En l’espace de quelques jours, la crise sanitaire aura été l’occasion de lancer une opération de test grandeur nature de ce que d’aucuns appelaient de leurs voeux comme solution aux problèmes de mobilité dans le « Grand Luxembourg transfrontalier », à savoir la mise en place du télétravail partout où cela est possible. Depuis, de nombreux débats et analyses ont eu lieu sur les aspects humains, techniques, managériaux, voire sociétaux que le travail à distance pouvait mettre en lumière.

L’avis du Conseil économique et social luxembourgeois publié en septembre 2020 donne un très bon aperçu des multiples implications en jeu. Mais en comparaison à d’autres « pôles tertiaires supérieurs » européens comparables, le débat au Luxembourg devra considérer une dimension supplémentaire, celle du caractère transfrontalier de son marché de l’emploi. Les enjeux que posera le développement du télétravail après la crise sanitaire pourraient en effet s’avérer plus complexes qu’il n’y paraît dans un contexte transfrontalier.

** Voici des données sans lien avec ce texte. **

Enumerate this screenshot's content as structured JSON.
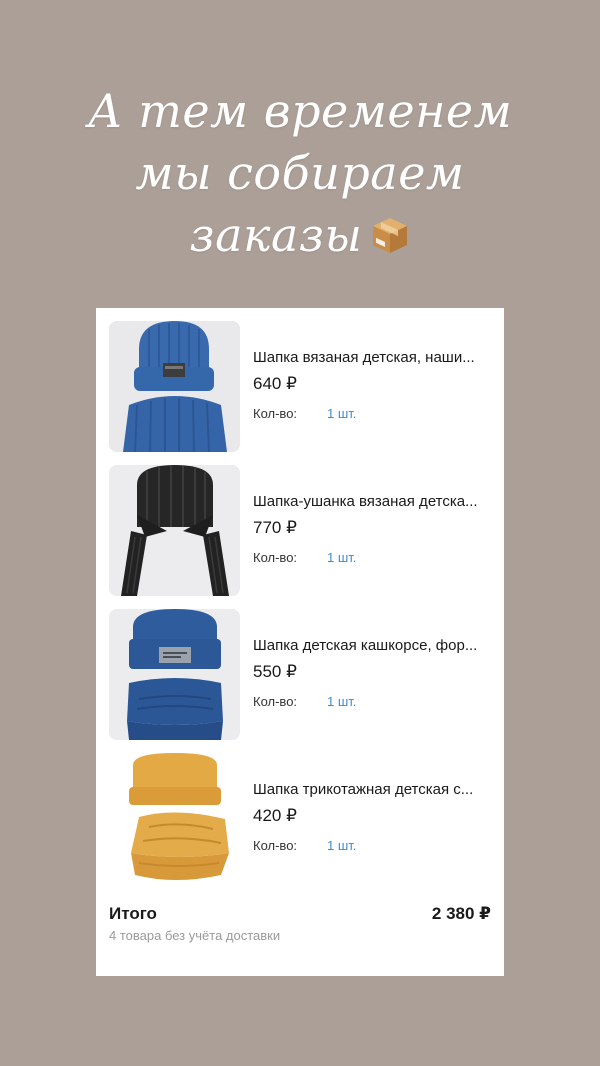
{
  "headline": {
    "line1": "А тем временем",
    "line2": "мы собираем",
    "line3": "заказы"
  },
  "cart": {
    "items": [
      {
        "title": "Шапка вязаная детская, наши...",
        "price": "640 ₽",
        "qty_label": "Кол-во:",
        "qty": "1 шт.",
        "thumb_icon": "blue-knit-hat-snood"
      },
      {
        "title": "Шапка-ушанка вязаная детска...",
        "price": "770 ₽",
        "qty_label": "Кол-во:",
        "qty": "1 шт.",
        "thumb_icon": "black-knit-earflap-hat"
      },
      {
        "title": "Шапка детская кашкорсе, фор...",
        "price": "550 ₽",
        "qty_label": "Кол-во:",
        "qty": "1 шт.",
        "thumb_icon": "blue-cotton-hat-snood"
      },
      {
        "title": "Шапка трикотажная детская с...",
        "price": "420 ₽",
        "qty_label": "Кол-во:",
        "qty": "1 шт.",
        "thumb_icon": "mustard-jersey-hat-snood"
      }
    ],
    "total_label": "Итого",
    "total_amount": "2 380 ₽",
    "total_note": "4 товара без учёта доставки"
  },
  "colors": {
    "background": "#ab9f97",
    "card": "#ffffff",
    "qty_accent": "#3a8fcc",
    "hat_blue": "#3566a8",
    "hat_black": "#222222",
    "hat_navy": "#2d5a9a",
    "hat_mustard": "#e0a744"
  }
}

Saturation des infrastructures : le pire sera-t-il évitable grâce au télétravail ?

L’extraordinaire dynamisme économique luxembourgeois de ces dernières années a eu des conséquences sensibles sur les conditions de mobilité. Entre 2016 et 2019, le pays a créé autour de 15.000 emplois par an, ce qui représenterait, compte tenu des habitudes de mobilité renseignées par l’enquête Luxmobil de 2017, l’équivalent de 9.150 voitures supplémentaires sur les routes du pays, de 1.800 nouveaux passagers de covoiturage, de 2.850 nouveaux usagers des transports en commun et de 1.200 adeptes de la mobilité douce chaque année.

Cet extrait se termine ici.